“Windrush” scandal in great britain: fight for civil rights

In Brixton, immigrants are defending themselves against arbitrary action by the authorities. For suddenly they have to prove their residence status.

Jamaicans like Eileen Johnson and her children arrived on the ship "Windrush" as Britons Photo: imago/United Archives International

There’s always something going on in Brixton. On the way to the Black Cultural Institute (BCA) in the African-Caribbean neighborhood in south London, we pass a few Jehovah’s Witnesses and an Islamic preacher with a megaphone. "Solidarity with Windrush!" is finally written on the banner outside the gate of the black cultural center.

Advocates and volunteers have come to the BCA meeting hall to counsel members of the so-called "Windrush" generation – immigrants from Commonwealth countries who were deported before World War 1. January 1972 and were thus British citizens when they entered the country, but whose citizenship rights are not recognized today by many authorities for lack of documentation – there are no identity cards in Britain, and those who do not travel do not need passports.

It is believed that 57,000 of these immigrants are still not registered as British today because they didn’t have to bother – until they suddenly had to prove they were in the country before 1972, even for routine checkups at the local hospital. Those who can’t prove it face denial of subsidized housing or medical care, or even deportation. Dozens of cases of people, all men and women in their mid-50s and older, have been publicized by the Guardian.

The BCA auditorium is now jam-packed. To kick things off, an old news film from the late 1940s is shown: Caribbean men and women arriving in London in their best Sunday best, eagerly explaining how they want to help the motherland. Everyone here knows the reality that followed: "No blacks, Irish or dogs," many learned in their first days looking for a place to live.

Belonging is not a matter of course

In 1958, there were riots against the blacks in Notting Hill, to which they responded by founding the Notting Hill Carnival. The carnival has since gained worldwide fame, and the children of immigrants sit in parliaments and boardrooms. But even they couldn’t ensure that belonging was a given.

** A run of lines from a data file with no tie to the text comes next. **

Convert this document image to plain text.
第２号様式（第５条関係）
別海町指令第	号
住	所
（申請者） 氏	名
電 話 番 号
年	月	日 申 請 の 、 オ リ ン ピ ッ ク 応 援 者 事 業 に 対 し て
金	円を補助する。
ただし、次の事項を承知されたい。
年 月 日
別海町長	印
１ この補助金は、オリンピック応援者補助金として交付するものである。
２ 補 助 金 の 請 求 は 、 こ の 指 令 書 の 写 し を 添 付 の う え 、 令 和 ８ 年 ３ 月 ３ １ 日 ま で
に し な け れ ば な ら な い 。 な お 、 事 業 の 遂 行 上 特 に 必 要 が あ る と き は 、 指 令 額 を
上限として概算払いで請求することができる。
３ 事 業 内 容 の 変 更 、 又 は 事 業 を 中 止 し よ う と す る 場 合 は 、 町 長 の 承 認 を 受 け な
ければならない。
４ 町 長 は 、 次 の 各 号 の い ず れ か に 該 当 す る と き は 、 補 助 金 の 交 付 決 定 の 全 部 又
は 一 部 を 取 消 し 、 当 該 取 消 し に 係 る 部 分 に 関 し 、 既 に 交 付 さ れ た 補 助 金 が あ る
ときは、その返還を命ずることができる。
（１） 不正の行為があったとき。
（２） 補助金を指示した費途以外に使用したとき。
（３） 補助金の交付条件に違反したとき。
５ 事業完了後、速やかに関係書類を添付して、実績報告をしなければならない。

At the BCA, Sentina Bristol tells of her son Dexter, 57, from whom the Home Office had demanded detailed evidence that he had come to the country with his mother in 1968. His lawyer Jacqueline McKenzie recounts: the archival document search in Grenada and Great Britain, including tracking down old school reports, the issuance of a passport from Grenada in order to even be able to tackle the official run. On the very day McKenzie wrote to the family that everything would probably be all right, Dexter collapsed in the street and died; two days later came the letter with the positive message.

Since a state drop-in center was set up, it has received more than 6,000 calls

"We are British, we belong to this country, therefore straighten up and fight!" says old Sentina Bristol. Peter Herbert of the black lawyers’ lobby group sums up the situation: "The law was changed by Theresa May in 2014 without consultation or guarantees." Two days later, he responds to the taz when asked what he thinks of new Home Secretary Sajid Javid: "Sajid is just a brown face about a bigger problem."

Attorney McKenzie wants to give Javid time to make good on his promises, but stresses the problem is bigger than is generally known. The government has promised that all problems will be solved free of charge. Since a government helpline for affected people was set up on April 17, Sajid Javid says it has received more than 6,000 calls, including 2,500 from the Windrush generation. More than 100 cases have now been resolved, he said. But at the end of the counseling day in Brixton, McKenzie counts 42 new people asking for help.